Seems to be the nature of things these days…

Yeah, but you forgive it here because the cabin design is more akin to a high-end Volvo than a regular truck. It’s stylish and modern, with high quality, durable surfaces everywhere. The roof is a single piece of glass for a panoramic view of the sky. There is real wood on the dash, all sustainably sourced. The Meridian sound system is one of the best I've heard in any new vehicle, and if you pull the handle at the bottom of the center console, you'll find it's actually the Camp Speaker, a wireless bluetooth powered hi-fi you can take with you. Thoughtful touches like this set the R1T apart.

And here’s another, the Gear Tunnel. Behind the rear passenger doors are two more small doors on the flanks that open to reveal a storage area that spans the width of the truck. You’d get a person in there, and based on the fact that there are glow-in-the-dark release buttons inside, I'm not the first to have thought that. The open doors double as seats. Or stands, to help you load things into the bed. That tunnel can also contain the optional Camp Kitchen, a slide-out pod with convection burners, utensils and even a grey-water system.

Combined with a locking, powered tonneau cover and another load bay under the bonnet (what, you thought there was an engine up front?) this has to have the most hidden storage of any truck ever made.

OK, I’m sold, where do I sign?

The R1T is genuinely a huge accomplishment. To make something this purposeful, this thoughtful, this good would be an achievement for a company like Ford or Land Rover, but for it to be the first vehicle from a start-up? Maybe something this new and ground-breaking can't come from a big firm. Too many cooks in the kitchen.

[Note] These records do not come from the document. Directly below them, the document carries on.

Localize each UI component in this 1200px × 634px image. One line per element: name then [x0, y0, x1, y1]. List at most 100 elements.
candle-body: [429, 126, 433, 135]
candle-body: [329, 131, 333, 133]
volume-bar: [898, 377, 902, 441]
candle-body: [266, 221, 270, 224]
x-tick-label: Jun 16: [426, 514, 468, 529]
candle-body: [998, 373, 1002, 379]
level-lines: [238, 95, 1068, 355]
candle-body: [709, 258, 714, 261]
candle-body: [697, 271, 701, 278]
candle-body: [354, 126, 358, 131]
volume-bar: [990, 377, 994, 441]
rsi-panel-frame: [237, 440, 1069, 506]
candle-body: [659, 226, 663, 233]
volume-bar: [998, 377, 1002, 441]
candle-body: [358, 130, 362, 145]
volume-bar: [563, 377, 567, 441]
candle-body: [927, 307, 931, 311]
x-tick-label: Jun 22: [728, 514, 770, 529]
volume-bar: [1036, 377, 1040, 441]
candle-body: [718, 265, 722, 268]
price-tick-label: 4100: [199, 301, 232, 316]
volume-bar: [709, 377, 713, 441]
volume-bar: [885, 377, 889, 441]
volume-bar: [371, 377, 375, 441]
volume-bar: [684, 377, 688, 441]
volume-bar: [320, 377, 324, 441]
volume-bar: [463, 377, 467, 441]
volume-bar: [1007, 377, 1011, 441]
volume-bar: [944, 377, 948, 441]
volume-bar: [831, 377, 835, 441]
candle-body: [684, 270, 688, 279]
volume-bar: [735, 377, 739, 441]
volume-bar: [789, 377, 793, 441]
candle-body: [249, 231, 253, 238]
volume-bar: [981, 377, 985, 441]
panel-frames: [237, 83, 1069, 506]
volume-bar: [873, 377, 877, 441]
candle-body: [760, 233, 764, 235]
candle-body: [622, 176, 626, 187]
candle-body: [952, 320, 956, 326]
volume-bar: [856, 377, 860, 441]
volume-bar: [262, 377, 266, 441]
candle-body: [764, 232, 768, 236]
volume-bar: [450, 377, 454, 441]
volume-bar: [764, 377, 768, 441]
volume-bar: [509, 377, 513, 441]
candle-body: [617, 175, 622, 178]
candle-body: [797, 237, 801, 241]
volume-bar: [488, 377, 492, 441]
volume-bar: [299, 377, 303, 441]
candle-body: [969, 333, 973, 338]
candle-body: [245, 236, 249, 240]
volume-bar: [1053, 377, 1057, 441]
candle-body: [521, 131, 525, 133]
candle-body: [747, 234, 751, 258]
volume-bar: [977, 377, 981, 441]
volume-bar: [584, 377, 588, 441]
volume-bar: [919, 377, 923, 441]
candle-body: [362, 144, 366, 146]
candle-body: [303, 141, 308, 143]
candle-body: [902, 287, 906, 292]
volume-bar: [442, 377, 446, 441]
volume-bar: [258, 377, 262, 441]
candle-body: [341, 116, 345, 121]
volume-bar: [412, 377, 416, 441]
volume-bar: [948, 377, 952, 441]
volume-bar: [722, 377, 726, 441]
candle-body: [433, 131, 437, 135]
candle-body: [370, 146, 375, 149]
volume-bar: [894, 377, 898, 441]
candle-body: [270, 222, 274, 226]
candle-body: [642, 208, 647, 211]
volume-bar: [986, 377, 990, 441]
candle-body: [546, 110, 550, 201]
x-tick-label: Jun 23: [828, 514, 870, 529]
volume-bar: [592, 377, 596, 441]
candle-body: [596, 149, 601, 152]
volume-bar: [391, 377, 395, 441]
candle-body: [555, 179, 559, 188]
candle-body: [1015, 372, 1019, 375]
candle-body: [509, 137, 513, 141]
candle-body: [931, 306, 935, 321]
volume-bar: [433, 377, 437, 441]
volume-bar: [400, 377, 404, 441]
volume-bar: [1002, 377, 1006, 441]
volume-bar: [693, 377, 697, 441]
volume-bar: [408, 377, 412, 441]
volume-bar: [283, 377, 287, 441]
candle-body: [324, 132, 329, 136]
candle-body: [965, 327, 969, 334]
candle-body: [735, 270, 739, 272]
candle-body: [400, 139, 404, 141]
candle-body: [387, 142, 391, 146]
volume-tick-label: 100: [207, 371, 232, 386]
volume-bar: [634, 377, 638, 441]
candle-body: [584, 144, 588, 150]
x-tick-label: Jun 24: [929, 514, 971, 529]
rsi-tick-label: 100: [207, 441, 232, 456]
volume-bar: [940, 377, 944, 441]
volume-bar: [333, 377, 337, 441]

And the best part is I don't have to tell you it costs as much as your house. The R1T, with all 900lb ft of torque and the vast majority of the features mentioned above will set you back just $67,000 (£48,800) in the US. Go ahead and compare that to all of the other vehicles on sale today for that amount that do 0-60mph in three seconds flat. I'll wait.

UK relevance remains to be clarified. Apparently Rivian is in talks with the UK government about building a factory near Bristol, not necessarily to produce the R1T, but other, smaller, more Euro-focused cars using the same technology. This one? Expect to see some imports landing from early next year. This, rather than the Cybertruck, is the truck market’s game-changer.